Cytotoxic T cell and neutralizing antibody responses to human immunodeficiency virus type 1 envelope with a combination vaccine regimen

Abstract

Effective human immunodeficiency virus (HIV) vaccination may require induction of neutralizing antibodies (NAs) and CD8+ cytotoxic T lymphocytes (CTL) to prevent transmission and control early infection. Recombinant envelope proteins induce NAs but rarely CD8+ CTL responses, and vaccinia vectors containing HIV-1 envelope elicit CD8+ cytotoxicity but few NAs. To benefit from both approaches, 56 vaccinia-naive subjects were randomized to a regimen of priming with recombinant vaccinia gp160(LA1) and boosting with recombinant gp120(SF-2), gp120(LA-1), gp120(MN), or gp160(MN).

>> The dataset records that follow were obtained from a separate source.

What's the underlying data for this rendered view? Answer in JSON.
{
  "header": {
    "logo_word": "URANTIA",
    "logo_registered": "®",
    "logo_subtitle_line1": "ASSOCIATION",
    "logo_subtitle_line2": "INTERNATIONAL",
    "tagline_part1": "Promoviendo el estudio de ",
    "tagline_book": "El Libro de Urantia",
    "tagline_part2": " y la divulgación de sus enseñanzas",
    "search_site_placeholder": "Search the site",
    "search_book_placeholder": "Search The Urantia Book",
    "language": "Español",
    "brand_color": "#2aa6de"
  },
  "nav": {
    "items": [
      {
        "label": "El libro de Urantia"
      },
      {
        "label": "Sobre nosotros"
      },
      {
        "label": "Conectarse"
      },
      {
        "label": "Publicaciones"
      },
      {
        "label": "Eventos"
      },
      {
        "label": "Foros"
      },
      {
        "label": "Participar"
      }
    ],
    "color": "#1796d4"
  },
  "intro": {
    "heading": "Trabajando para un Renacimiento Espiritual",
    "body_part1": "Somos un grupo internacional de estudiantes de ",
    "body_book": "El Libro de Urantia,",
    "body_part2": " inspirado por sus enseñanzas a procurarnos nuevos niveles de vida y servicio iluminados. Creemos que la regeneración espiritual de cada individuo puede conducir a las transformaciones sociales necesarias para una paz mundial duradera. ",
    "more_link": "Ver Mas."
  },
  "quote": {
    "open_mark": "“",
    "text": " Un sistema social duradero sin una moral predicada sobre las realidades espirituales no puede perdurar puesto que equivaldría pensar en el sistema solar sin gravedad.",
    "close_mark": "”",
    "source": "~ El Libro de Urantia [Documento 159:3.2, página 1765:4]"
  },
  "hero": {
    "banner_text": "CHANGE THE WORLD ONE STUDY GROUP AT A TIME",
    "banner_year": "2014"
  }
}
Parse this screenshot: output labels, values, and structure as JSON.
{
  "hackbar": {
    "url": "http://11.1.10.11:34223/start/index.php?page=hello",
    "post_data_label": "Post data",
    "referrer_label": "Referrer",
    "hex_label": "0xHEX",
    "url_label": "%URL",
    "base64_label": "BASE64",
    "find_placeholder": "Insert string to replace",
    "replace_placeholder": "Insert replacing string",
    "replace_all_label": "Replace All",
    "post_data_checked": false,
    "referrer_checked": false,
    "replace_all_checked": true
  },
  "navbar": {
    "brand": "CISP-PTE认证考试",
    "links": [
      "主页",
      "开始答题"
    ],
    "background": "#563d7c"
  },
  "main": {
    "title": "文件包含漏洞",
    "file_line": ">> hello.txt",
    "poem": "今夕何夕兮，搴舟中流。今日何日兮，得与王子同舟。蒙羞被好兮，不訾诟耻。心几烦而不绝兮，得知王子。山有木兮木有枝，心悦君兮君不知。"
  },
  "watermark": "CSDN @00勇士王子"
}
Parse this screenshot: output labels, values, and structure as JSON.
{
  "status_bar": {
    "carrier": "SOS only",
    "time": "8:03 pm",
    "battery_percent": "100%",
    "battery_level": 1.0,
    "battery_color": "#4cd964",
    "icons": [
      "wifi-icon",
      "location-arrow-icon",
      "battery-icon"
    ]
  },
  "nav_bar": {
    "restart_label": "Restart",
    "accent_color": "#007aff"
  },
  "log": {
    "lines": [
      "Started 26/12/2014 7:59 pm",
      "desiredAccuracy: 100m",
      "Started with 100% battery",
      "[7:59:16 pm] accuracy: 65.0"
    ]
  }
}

Of 51 persons for whom assays were done, 26 demonstrated envelope-specific CTL. Boosting with gp120, compared with gp160, elicited significantly more NAs and CD4- blocking antibodies. Neutralization of the homologous and heterologous HIV-1 laboratory strains occurred in all subjects receiving vac/env and gp120 and was detectable in 91% of the subjects for >6 months. Thus, vaccine regimens in which one component elicits primarily CTL and the other NAs offer promise for the development of an effective HIV-1 vaccine strategy.